Pemasangan wifi on board gratis yang merupakan kerja sama dengan Mahata tersebut disebut dapat membantu Garuda mengoptimalkan pendapatan iklan. Hal ini berdasarkan total jumlah penumpang Garuda sebanyak 24 juta penumpang pada 2017.
Lebih lanjut dijelaskan, adanya perjanjian kerja sama ini tak membatasi Garuda Grup untuk mengubah atau menggantinya dengan pesawat lain. Dari total 225 armada pesawat yang dioperasikan Garuda Grup, hanya 203 unit pesawat yang diperjanjikan dalam kerja sama ini.

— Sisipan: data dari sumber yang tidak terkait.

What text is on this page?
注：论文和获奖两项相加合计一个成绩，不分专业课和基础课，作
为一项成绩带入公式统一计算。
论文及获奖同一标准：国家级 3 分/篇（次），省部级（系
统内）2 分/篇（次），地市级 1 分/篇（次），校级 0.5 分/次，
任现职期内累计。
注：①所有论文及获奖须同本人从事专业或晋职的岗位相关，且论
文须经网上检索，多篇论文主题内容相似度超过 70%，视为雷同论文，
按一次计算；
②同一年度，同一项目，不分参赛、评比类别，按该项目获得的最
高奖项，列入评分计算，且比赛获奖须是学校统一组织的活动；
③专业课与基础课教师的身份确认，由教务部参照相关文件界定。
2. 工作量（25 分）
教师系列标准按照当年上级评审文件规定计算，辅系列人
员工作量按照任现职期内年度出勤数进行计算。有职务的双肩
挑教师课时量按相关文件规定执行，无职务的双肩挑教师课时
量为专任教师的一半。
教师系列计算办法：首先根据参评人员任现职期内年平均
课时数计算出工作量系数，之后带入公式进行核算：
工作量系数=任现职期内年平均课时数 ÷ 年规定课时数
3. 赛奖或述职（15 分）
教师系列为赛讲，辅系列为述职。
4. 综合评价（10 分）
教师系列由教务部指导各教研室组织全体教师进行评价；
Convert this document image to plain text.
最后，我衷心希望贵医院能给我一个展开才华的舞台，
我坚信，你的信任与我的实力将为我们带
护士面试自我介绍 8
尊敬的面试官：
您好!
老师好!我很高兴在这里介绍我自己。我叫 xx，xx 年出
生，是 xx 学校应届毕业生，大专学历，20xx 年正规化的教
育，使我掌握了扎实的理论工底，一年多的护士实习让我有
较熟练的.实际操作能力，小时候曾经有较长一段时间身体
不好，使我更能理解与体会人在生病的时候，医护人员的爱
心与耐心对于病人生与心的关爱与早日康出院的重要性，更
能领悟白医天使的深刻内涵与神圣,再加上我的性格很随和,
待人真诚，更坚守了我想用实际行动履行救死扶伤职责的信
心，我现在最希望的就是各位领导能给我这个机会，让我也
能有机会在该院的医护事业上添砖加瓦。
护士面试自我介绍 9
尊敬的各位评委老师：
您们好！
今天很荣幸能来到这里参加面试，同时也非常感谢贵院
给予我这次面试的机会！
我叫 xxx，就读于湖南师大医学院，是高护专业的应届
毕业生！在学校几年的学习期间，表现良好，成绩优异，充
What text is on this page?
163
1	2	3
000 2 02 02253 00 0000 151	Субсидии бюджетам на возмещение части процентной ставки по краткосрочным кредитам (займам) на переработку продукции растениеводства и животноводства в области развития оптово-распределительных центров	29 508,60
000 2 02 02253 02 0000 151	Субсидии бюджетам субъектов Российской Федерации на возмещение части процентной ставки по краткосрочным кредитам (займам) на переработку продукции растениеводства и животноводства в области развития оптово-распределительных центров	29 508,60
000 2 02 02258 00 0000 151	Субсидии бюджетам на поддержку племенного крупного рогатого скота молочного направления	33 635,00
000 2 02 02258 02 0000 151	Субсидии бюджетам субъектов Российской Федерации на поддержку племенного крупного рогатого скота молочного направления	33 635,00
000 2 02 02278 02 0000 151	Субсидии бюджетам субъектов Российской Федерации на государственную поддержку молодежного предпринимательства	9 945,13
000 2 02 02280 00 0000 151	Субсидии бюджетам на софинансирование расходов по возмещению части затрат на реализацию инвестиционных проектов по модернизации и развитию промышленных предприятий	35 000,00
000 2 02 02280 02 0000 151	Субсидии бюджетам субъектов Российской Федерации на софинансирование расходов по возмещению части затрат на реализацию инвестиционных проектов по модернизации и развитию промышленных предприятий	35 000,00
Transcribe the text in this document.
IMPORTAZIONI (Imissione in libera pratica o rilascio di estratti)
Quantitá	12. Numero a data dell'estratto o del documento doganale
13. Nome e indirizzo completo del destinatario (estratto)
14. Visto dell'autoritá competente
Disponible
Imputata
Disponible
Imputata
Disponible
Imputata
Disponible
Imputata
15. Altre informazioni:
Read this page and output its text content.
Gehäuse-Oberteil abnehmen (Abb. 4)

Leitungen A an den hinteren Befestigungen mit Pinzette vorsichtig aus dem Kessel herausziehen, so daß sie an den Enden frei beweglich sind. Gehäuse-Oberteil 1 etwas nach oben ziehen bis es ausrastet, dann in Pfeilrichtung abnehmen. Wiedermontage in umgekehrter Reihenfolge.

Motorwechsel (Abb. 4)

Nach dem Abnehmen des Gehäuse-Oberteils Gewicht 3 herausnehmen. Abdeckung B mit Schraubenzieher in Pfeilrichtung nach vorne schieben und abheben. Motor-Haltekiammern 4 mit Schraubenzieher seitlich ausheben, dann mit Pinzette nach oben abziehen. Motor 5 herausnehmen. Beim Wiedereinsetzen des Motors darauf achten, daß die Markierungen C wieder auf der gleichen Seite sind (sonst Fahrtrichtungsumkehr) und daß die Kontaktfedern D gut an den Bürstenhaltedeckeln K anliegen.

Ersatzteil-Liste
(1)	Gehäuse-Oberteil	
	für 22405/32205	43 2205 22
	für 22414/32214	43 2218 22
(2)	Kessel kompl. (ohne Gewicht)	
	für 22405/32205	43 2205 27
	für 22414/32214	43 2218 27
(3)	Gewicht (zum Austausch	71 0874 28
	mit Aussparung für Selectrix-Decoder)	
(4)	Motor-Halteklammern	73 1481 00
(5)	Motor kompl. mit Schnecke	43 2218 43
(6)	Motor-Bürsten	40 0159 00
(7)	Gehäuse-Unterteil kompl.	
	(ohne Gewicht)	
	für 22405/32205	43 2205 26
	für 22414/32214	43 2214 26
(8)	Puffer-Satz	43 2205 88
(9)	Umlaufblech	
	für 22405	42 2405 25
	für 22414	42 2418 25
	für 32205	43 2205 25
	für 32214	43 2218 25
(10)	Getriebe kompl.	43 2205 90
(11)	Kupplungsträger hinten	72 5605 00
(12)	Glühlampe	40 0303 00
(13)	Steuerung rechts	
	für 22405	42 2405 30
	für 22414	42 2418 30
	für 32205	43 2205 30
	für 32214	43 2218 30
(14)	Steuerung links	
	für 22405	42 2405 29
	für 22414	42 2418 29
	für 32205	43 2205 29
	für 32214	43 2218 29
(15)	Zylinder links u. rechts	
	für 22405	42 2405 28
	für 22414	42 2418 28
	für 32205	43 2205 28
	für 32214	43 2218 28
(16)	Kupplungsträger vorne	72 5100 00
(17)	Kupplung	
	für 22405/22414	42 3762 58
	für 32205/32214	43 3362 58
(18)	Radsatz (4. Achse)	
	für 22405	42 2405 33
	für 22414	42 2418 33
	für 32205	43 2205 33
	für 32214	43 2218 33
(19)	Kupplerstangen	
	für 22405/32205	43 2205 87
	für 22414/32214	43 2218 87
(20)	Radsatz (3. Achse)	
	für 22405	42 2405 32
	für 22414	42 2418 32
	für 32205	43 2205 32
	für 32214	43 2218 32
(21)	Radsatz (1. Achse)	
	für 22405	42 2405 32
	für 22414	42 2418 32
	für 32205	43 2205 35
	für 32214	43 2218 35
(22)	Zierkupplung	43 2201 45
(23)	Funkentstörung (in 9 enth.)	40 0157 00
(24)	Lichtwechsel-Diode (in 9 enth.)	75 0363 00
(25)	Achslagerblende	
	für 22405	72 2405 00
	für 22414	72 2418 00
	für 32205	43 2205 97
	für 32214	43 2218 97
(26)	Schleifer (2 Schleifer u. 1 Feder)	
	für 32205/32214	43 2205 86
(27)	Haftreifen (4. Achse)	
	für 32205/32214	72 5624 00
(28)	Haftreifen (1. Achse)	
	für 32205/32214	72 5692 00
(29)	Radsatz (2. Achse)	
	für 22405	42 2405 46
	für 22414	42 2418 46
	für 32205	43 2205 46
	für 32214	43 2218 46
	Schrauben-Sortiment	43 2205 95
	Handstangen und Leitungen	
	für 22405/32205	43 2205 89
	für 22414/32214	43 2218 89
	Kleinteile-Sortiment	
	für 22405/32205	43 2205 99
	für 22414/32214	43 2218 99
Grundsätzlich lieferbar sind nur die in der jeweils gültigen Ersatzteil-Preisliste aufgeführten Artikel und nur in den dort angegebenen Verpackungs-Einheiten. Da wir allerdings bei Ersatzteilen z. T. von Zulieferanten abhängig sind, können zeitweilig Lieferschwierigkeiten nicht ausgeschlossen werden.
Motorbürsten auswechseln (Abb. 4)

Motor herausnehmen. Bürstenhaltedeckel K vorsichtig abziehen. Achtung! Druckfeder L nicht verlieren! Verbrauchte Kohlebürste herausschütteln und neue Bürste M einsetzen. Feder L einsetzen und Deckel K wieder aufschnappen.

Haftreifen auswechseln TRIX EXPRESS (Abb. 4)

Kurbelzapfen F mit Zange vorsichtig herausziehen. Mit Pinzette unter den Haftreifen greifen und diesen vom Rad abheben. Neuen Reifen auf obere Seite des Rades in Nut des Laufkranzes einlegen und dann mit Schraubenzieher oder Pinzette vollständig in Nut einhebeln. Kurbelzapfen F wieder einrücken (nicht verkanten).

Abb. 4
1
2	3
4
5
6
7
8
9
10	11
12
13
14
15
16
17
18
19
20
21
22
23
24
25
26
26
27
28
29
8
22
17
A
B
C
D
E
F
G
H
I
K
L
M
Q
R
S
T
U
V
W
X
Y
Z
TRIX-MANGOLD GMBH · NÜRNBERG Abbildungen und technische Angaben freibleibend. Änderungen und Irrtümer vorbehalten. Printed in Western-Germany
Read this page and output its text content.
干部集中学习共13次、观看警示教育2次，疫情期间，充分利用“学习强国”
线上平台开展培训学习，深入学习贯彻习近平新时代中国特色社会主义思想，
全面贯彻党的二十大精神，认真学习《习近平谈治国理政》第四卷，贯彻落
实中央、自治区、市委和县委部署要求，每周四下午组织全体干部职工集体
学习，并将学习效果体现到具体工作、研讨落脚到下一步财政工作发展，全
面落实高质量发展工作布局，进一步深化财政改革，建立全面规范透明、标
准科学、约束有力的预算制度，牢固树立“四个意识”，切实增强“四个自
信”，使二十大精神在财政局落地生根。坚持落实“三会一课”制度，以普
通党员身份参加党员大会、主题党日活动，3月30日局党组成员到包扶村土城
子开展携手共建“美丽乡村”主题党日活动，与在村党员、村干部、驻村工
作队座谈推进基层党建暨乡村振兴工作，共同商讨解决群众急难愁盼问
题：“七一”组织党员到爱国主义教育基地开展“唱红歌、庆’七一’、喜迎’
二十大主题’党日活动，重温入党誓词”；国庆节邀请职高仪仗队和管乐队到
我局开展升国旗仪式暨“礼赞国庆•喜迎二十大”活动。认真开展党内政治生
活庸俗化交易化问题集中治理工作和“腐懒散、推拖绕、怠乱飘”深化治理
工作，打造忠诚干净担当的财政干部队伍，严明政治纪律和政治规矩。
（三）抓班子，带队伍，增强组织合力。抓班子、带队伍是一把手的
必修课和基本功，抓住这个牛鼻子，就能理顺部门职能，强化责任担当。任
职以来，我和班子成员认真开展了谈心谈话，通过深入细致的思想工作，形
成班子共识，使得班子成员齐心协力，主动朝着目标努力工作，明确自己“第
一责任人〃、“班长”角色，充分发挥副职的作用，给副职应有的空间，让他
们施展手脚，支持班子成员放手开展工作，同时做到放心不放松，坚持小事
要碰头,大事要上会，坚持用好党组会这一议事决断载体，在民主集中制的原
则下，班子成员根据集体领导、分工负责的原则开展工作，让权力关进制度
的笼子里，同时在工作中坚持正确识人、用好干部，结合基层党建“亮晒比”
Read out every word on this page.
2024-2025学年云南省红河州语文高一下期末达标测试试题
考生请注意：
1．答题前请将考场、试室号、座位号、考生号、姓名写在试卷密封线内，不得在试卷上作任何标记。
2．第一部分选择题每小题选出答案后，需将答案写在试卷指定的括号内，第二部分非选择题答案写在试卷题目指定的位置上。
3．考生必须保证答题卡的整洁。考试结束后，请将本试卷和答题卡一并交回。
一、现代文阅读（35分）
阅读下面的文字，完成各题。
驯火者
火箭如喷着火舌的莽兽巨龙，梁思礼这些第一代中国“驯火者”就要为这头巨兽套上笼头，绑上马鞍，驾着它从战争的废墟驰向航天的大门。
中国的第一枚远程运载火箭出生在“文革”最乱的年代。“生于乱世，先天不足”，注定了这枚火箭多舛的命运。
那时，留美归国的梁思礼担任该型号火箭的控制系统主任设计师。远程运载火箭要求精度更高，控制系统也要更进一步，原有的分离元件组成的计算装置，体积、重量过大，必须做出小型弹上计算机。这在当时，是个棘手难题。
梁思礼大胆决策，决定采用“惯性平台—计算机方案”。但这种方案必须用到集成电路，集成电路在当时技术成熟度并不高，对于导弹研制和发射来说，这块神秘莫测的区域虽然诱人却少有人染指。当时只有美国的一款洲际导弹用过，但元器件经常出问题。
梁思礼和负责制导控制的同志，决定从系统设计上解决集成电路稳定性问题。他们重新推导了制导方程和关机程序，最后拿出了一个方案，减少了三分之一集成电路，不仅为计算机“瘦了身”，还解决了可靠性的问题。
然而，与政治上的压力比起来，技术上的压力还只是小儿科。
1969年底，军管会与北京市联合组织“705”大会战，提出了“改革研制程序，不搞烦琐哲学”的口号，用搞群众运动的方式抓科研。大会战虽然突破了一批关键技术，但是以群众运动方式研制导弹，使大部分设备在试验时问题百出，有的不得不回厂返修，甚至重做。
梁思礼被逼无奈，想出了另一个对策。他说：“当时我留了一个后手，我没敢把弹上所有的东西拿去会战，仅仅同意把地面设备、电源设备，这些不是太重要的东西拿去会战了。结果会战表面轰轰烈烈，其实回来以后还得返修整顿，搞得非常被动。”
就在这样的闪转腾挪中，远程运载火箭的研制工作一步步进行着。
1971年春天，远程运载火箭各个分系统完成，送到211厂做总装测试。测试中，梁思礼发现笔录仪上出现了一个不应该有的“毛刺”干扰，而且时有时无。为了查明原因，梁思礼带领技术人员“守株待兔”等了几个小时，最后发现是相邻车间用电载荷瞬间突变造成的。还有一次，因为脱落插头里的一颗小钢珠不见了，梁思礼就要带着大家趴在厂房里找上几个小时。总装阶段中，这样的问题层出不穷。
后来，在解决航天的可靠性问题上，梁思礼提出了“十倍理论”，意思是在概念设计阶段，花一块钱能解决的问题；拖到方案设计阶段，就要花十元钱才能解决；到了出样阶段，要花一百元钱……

Sebagai informasi, maskapai penerbangan pelat merah Garuda Indonesia berhasil membalik kinerja menjadi laba dari rugi triliunan rupiah. Emiten BUMN bersandi saham GIAA itu akhirnya meraup laba senilai US$809.846 setara dengan Rp11,3 miliar (kurs Rp14.000 per dolar Amerika Serikat) sepanjang tahun 2018.
Padahal, pada tahun sebelumnya maskapai penerbangan kebanggaan Indonesia itu menderita kerugian senilai US$216,5 juta setara Rp3,03 triliun.
Pada perdagangan Senin (6/5) dikutip dari Bloomberg, saham GIAA ditutup merosot 2,33% sebesar 10 poin ke level Rp420 per lembar. Kapitalisasi pasar saham GIAA mencapai Rp10,87 triliun dengan imbal hasil mencapai 53,28% dalam setahun terakhir.